Yerliye dayalı, rekabetçi ve yenilikçi üretim yapmamız şart. Çünkü ihracat yaptığımız sektörlerde
"yerlileşme oranı" düşük. Enerji hariç sanayide yerli üretimin katkı payını artıramazsak yine geçmiş yıllara döneriz. Yani, bu tabloyu tersine çevirmeden rahat nefes almamız mümkün değil. Bunun yolu da
yeni makro ekonomik çerçeve çizmekten geçiyor. İnanın, Orta Vadeli Program bunun karşılığı değil.
***
Başbakan
Erdoğan temkinli. Kontrollü büyümeden yana. Dış ticaret açığına, özellikle de cari açığa önlem alınmasını istiyor. Onun için yerli otomobil diye bastırıyor. Tasarruf istiyor. Ekonomiden sorumlu bakan
Zafer Çağlayan, korumacılıktan yana. Girdi tedarik sistemiyle, ihracat teşvikleri ve burnunu biraz yukarı çevirmiş kurla kapatacağı kadar cari açığı kapatmak derdinde.
Maliye Bakanı
Mehmet Şimşek, riske girmeden, kamu gelirlerini koruyarak, yüksek katma değerli ürünlere yönelmek ve rekabetçi olmak arzusunda. Hem kamuda hem özel sektörde esneklik temel kural.

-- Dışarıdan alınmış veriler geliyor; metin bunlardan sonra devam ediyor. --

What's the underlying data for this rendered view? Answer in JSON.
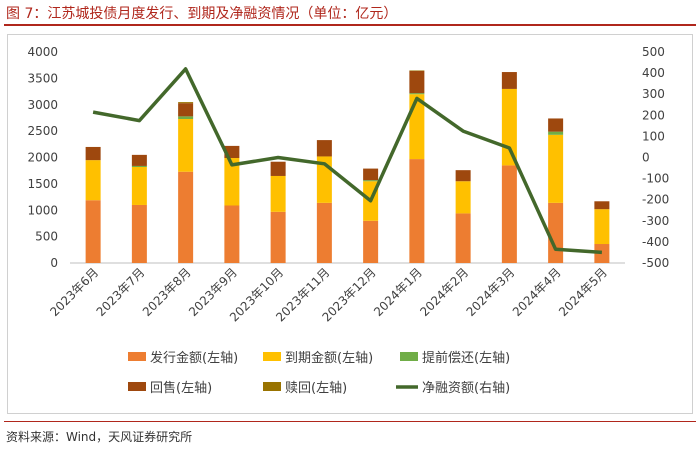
{
  "figure_title": "图 7：江苏城投债月度发行、到期及净融资情况（单位：亿元）",
  "source_note": "资料来源：Wind，天风证券研究所",
  "chart_data": {
    "type": "bar",
    "stacked": true,
    "title": "",
    "categories": [
      "2023年6月",
      "2023年7月",
      "2023年8月",
      "2023年9月",
      "2023年10月",
      "2023年11月",
      "2023年12月",
      "2024年1月",
      "2024年2月",
      "2024年3月",
      "2024年4月",
      "2024年5月"
    ],
    "series": [
      {
        "name": "发行金额(左轴)",
        "axis": "left",
        "type": "bar",
        "color": "#ED7D31",
        "values": [
          1190,
          1100,
          1730,
          1090,
          970,
          1140,
          800,
          1970,
          940,
          1850,
          1140,
          360
        ]
      },
      {
        "name": "到期金额(左轴)",
        "axis": "left",
        "type": "bar",
        "color": "#FFC000",
        "values": [
          760,
          720,
          1000,
          900,
          680,
          880,
          750,
          1230,
          610,
          1450,
          1290,
          660
        ]
      },
      {
        "name": "提前偿还(左轴)",
        "axis": "left",
        "type": "bar",
        "color": "#70AD47",
        "values": [
          0,
          20,
          50,
          0,
          0,
          0,
          20,
          20,
          0,
          0,
          60,
          0
        ]
      },
      {
        "name": "回售(左轴)",
        "axis": "left",
        "type": "bar",
        "color": "#9E480E",
        "values": [
          250,
          210,
          250,
          230,
          270,
          310,
          220,
          420,
          210,
          320,
          250,
          150
        ]
      },
      {
        "name": "赎回(左轴)",
        "axis": "left",
        "type": "bar",
        "color": "#997300",
        "values": [
          0,
          0,
          20,
          0,
          0,
          0,
          0,
          10,
          0,
          0,
          0,
          0
        ]
      },
      {
        "name": "净融资额(右轴)",
        "axis": "right",
        "type": "line",
        "color": "#43682B",
        "values": [
          215,
          175,
          420,
          -35,
          0,
          -30,
          -205,
          280,
          125,
          45,
          -435,
          -450
        ]
      }
    ],
    "y_left": {
      "min": 0,
      "max": 4000,
      "step": 500,
      "ticks": [
        "0",
        "500",
        "1000",
        "1500",
        "2000",
        "2500",
        "3000",
        "3500",
        "4000"
      ]
    },
    "y_right": {
      "min": -500,
      "max": 500,
      "step": 100,
      "ticks": [
        "-500",
        "-400",
        "-300",
        "-200",
        "-100",
        "0",
        "100",
        "200",
        "300",
        "400",
        "500"
      ]
    },
    "xlabel": "",
    "ylabel": "",
    "grid": false,
    "legend_position": "bottom"
  }
}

Burada Başbakan Yardımcısı
Ali Babacan'ın konumu çok önemli.
Eğer makro ekonomik çerçeve değişirse, yaşanacak en büyük güçlük ekonominin değişen yapısına göre konulacak vergiler ama asıl sorun son kararnamelerle bankalar ve sermaye piyasasını kaybeden
Hazine Müsteşarlığı'nda. Yeni ekonomik çerçeveye uyumu başlı başına bir problem.